Os negociadores dos EUA e do Irão realizaram três rondas de conversações na semana passada, com Teerão a sublinhar que está pronto a concordar com inspeções mais duras ao seu programa nuclear.
Mediadores de Omã e autoridades iranianas descreveram positivamente a última rodada de negociações de quinta-feira, dizendo que ela rendeu progressos significativos.
A guerra de Junho de 2025, lançada por Israel sem provocação, ocorreu no meio das conversações EUA-Irão.
“A agenda de Netanyahu é impedir uma solução diplomática, e ele temia que Trump estivesse realmente falando sério sobre conseguir um acordo, então começar esta guerra no meio das negociações foi um sucesso para ele, como em junho passado”, disse Jamal Abdi, presidente do Conselho Nacional Iraniano-Americano (NIAC), à Al Jazeera.
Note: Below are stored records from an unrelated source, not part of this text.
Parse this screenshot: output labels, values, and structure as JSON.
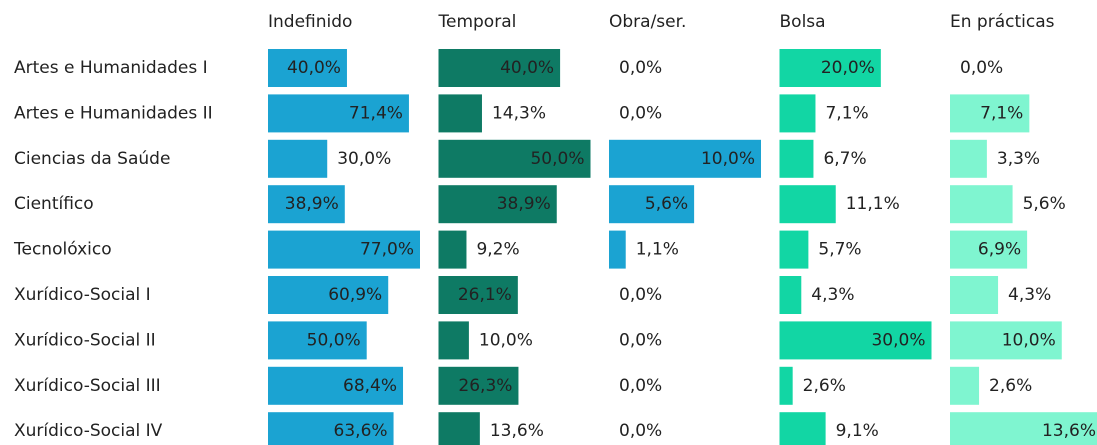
{
  "chart_data": {
    "type": "bar",
    "categories": [
      "Artes e Humanidades I",
      "Artes e Humanidades II",
      "Ciencias da Saúde",
      "Científico",
      "Tecnolóxico",
      "Xurídico-Social I",
      "Xurídico-Social II",
      "Xurídico-Social III",
      "Xurídico-Social IV"
    ],
    "series": [
      {
        "name": "Indefinido",
        "color": "#1ba3d2",
        "xlim": [
          0,
          77
        ],
        "values": [
          40,
          71.4,
          30,
          38.9,
          77,
          60.9,
          50,
          68.4,
          63.6
        ],
        "value_labels": [
          "40,0%",
          "71,4%",
          "30,0%",
          "38,9%",
          "77,0%",
          "60,9%",
          "50,0%",
          "68,4%",
          "63,6%"
        ]
      },
      {
        "name": "Temporal",
        "color": "#0e7a64",
        "xlim": [
          0,
          50
        ],
        "values": [
          40,
          14.3,
          50,
          38.9,
          9.2,
          26.1,
          10,
          26.3,
          13.6
        ],
        "value_labels": [
          "40,0%",
          "14,3%",
          "50,0%",
          "38,9%",
          "9,2%",
          "26,1%",
          "10,0%",
          "26,3%",
          "13,6%"
        ]
      },
      {
        "name": "Obra/ser.",
        "color": "#1ba3d2",
        "xlim": [
          0,
          10
        ],
        "values": [
          0,
          0,
          10,
          5.6,
          1.1,
          0,
          0,
          0,
          0
        ],
        "value_labels": [
          "0,0%",
          "0,0%",
          "10,0%",
          "5,6%",
          "1,1%",
          "0,0%",
          "0,0%",
          "0,0%",
          "0,0%"
        ]
      },
      {
        "name": "Bolsa",
        "color": "#12d6a4",
        "xlim": [
          0,
          30
        ],
        "values": [
          20,
          7.1,
          6.7,
          11.1,
          5.7,
          4.3,
          30,
          2.6,
          9.1
        ],
        "value_labels": [
          "20,0%",
          "7,1%",
          "6,7%",
          "11,1%",
          "5,7%",
          "4,3%",
          "30,0%",
          "2,6%",
          "9,1%"
        ]
      },
      {
        "name": "En prácticas",
        "color": "#7ff5d0",
        "xlim": [
          0,
          13.6
        ],
        "values": [
          0,
          7.1,
          3.3,
          5.6,
          6.9,
          4.3,
          10,
          2.6,
          13.6
        ],
        "value_labels": [
          "0,0%",
          "7,1%",
          "3,3%",
          "5,6%",
          "6,9%",
          "4,3%",
          "10,0%",
          "2,6%",
          "13,6%"
        ]
      }
    ]
  }
}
“A retórica de mudança de regime de Trump é mais uma vitória para Netanyahu e uma perda para o povo americano, sugerindo que os EUA podem enfrentar uma longa e imprevisível confusão militar.”
Ao anunciar os ataques no sábado, Trump disse que o seu objetivo era impedir o Irão de “ameaçar a América e os nossos principais interesses de segurança nacional”.
Mas os críticos dos EUA, incluindo alguns defensores do movimento “América Primeiro” de Trump, argumentaram que o Irão – a mais de 10.000 km (6.000 milhas) de distância – não representa nenhuma ameaça para os EUA.
No início deste mês, o embaixador dos EUA em Israel, Mike Huckabee, disse ao comentador conservador Tucker Carlson que “se o Irão não existisse, o Hezbollah não existiria; não teríamos problemas na fronteira libanesa”.
Carlson disse: “Qual é o problema com a fronteira com o Líbano? Sou americano. Não tenho nenhum problema com a fronteira com o Líbano no momento. Moro no Maine.”
No sábado, a congressista Rashida Tlaib enfatizou que o público dos EUA não quer a guerra com o Irão.
“Trump está a agir de acordo com a imaginação violenta da elite política americana e do governo do apartheid israelita, ignorando a esmagadora maioria dos americanos que dizem alto e bom som: Chega de guerras”, disse Tlieb num comunicado.